Cal Freeman (he/him) is the author of the books Fight Songs (Eyewear 2017) and Poolside at the Dearborn Inn (R&R Press 2022). His writing can be found in many publications, including The Glacier, Berkeley Poetry Review, and North American Review. His latest book, The Weather of Our Names, was released by Cornerstone Press in September 2025.
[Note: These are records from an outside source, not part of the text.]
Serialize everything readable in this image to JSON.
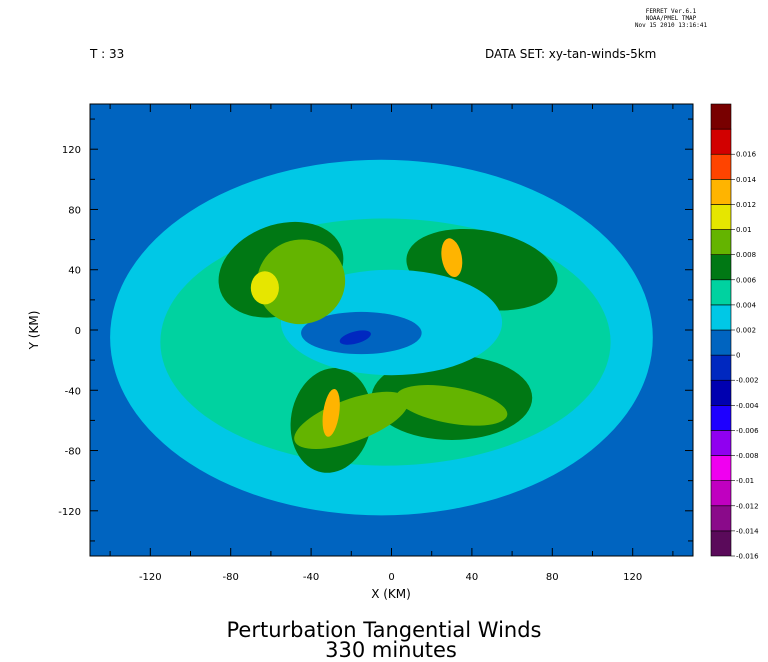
{
  "stamp": {
    "line1": "FERRET Ver.6.1",
    "line2": "NOAA/PMEL TMAP",
    "line3": "Nov 15 2010 13:16:41"
  },
  "header": {
    "time_label": "T : 33",
    "dataset_label": "DATA SET: xy-tan-winds-5km"
  },
  "chart_data": {
    "type": "heatmap",
    "title": "Perturbation Tangential Winds",
    "subtitle": "330 minutes",
    "xlabel": "X (KM)",
    "ylabel": "Y (KM)",
    "xlim": [
      -150,
      150
    ],
    "ylim": [
      -150,
      150
    ],
    "xticks": [
      -120,
      -80,
      -40,
      0,
      40,
      80,
      120
    ],
    "yticks": [
      -120,
      -80,
      -40,
      0,
      40,
      80,
      120
    ],
    "colorbar": {
      "levels": [
        -0.016,
        -0.014,
        -0.012,
        -0.01,
        -0.008,
        -0.006,
        -0.004,
        -0.002,
        0,
        0.002,
        0.004,
        0.006,
        0.008,
        0.01,
        0.012,
        0.014,
        0.016
      ],
      "labels": [
        "-0.016",
        "-0.014",
        "-0.012",
        "-0.01",
        "-0.008",
        "-0.006",
        "-0.004",
        "-0.002",
        "0",
        "0.002",
        "0.004",
        "0.006",
        "0.008",
        "0.01",
        "0.012",
        "0.014",
        "0.016"
      ],
      "colors": [
        "#5a0a5a",
        "#8a0a8a",
        "#c000c0",
        "#f000f0",
        "#9000f0",
        "#1e00ff",
        "#0000b0",
        "#0028c0",
        "#0064c0",
        "#00c8e6",
        "#00d2a0",
        "#007814",
        "#64b400",
        "#e6e600",
        "#ffb400",
        "#ff4400",
        "#d20000",
        "#780000"
      ]
    },
    "features": [
      {
        "x": -30,
        "y": -55,
        "value": 0.012,
        "label": "southwest maximum"
      },
      {
        "x": 30,
        "y": 48,
        "value": 0.012,
        "label": "northeast maximum"
      },
      {
        "x": -60,
        "y": 30,
        "value": 0.008,
        "label": "northwest yellow band"
      },
      {
        "x": -20,
        "y": -5,
        "value": -0.004,
        "label": "central minimum"
      }
    ]
  }
}
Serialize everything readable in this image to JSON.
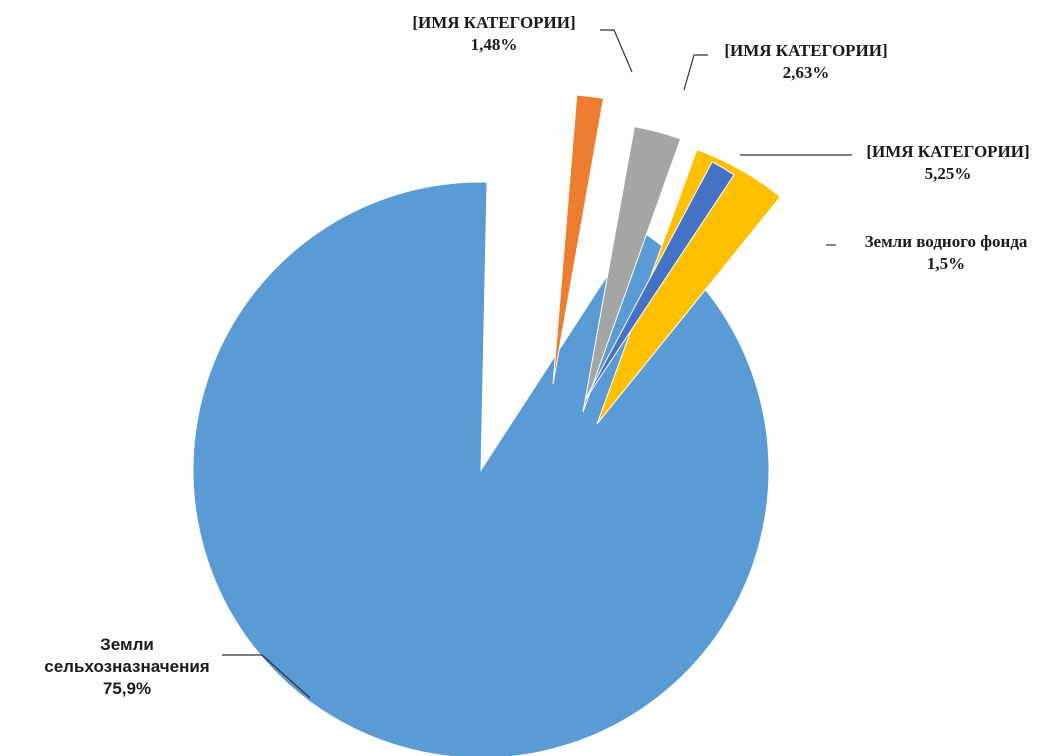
{
  "chart_data": {
    "type": "pie",
    "title": "",
    "series": [
      {
        "values": [
          75.9,
          1.48,
          2.63,
          5.25,
          1.5
        ],
        "categories": [
          "Земли сельхозназначения",
          "[ИМЯ КАТЕГОРИИ]",
          "[ИМЯ КАТЕГОРИИ]",
          "[ИМЯ КАТЕГОРИИ]",
          "Земли водного фонда"
        ],
        "colors": [
          "#5b9bd5",
          "#ed7d31",
          "#a5a5a5",
          "#ffc000",
          "#4472c4"
        ]
      }
    ],
    "labels": [
      {
        "lines": [
          "Земли",
          "сельхозназначения"
        ],
        "value": "75,9%"
      },
      {
        "lines": [
          "[ИМЯ КАТЕГОРИИ]"
        ],
        "value": "1,48%"
      },
      {
        "lines": [
          "[ИМЯ КАТЕГОРИИ]"
        ],
        "value": "2,63%"
      },
      {
        "lines": [
          "[ИМЯ КАТЕГОРИИ]"
        ],
        "value": "5,25%"
      },
      {
        "lines": [
          "Земли водного фонда"
        ],
        "value": "1,5%"
      }
    ],
    "legend": "none",
    "exploded": [
      false,
      true,
      true,
      true,
      true
    ]
  }
}
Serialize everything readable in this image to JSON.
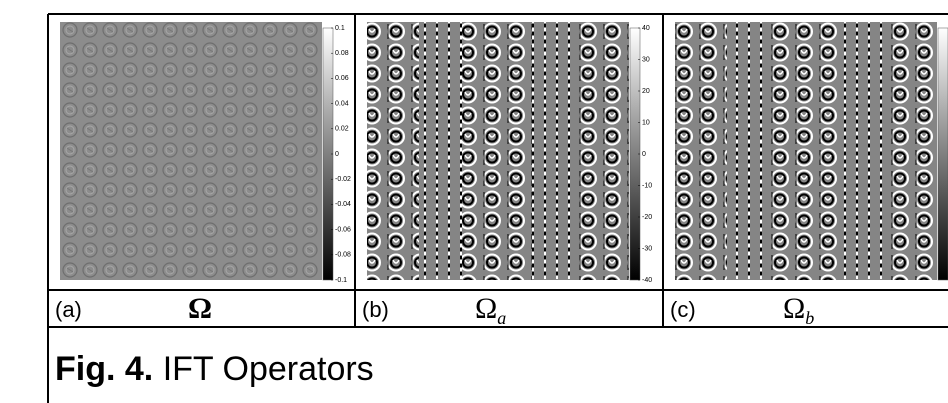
{
  "panels": [
    {
      "label": "(a)",
      "symbol": "Ω",
      "colorbar_ticks": [
        0.1,
        0.08,
        0.06,
        0.04,
        0.02,
        0,
        -0.02,
        -0.04,
        -0.06,
        -0.08,
        -0.1
      ]
    },
    {
      "label": "(b)",
      "symbol": "Ω",
      "subscript": "a",
      "colorbar_ticks": [
        40,
        30,
        20,
        10,
        0,
        -10,
        -20,
        -30,
        -40
      ]
    },
    {
      "label": "(c)",
      "symbol": "Ω",
      "subscript": "b"
    }
  ],
  "caption": {
    "number": "Fig. 4.",
    "text": "IFT Operators"
  }
}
Julie Kane has published six books and two chapbooks of poetry, most recently Naked Ladies: New and Selected Poems (LSU Press, 2025). Her poems appear in more than sixty anthologies and textbooks including Best American Poetry and The Book of Irish American Poetry from the Eighteenth Century to the Present. She is a past Fulbright Scholar, Louisiana State Poet Laureate

Gregory Leadbetter’s new collection of poetry is The Infernal Garden (Nine Arches Press, 2025). His previous books and pamphlets include Caliban (Dare-Gale Press, 2023); Balanuve, with photographs by Phil Thomson (Broken Sleep, 2021); Maskwork (Nine Arches Press, 2020); The Fetch (Nine Arches Press, 2016), and The Body in the Well (HappenStance Press, 2007). His work for the BBC includes the extended poem Metal City (Radio 3, 2023). As a critic he publishes widely on the history and practice of poetry, and his book Coleridge and the Daemonic Imagination was awarded the University English Book Prize 2012. He is Professor of Poetry at Birmingham City University.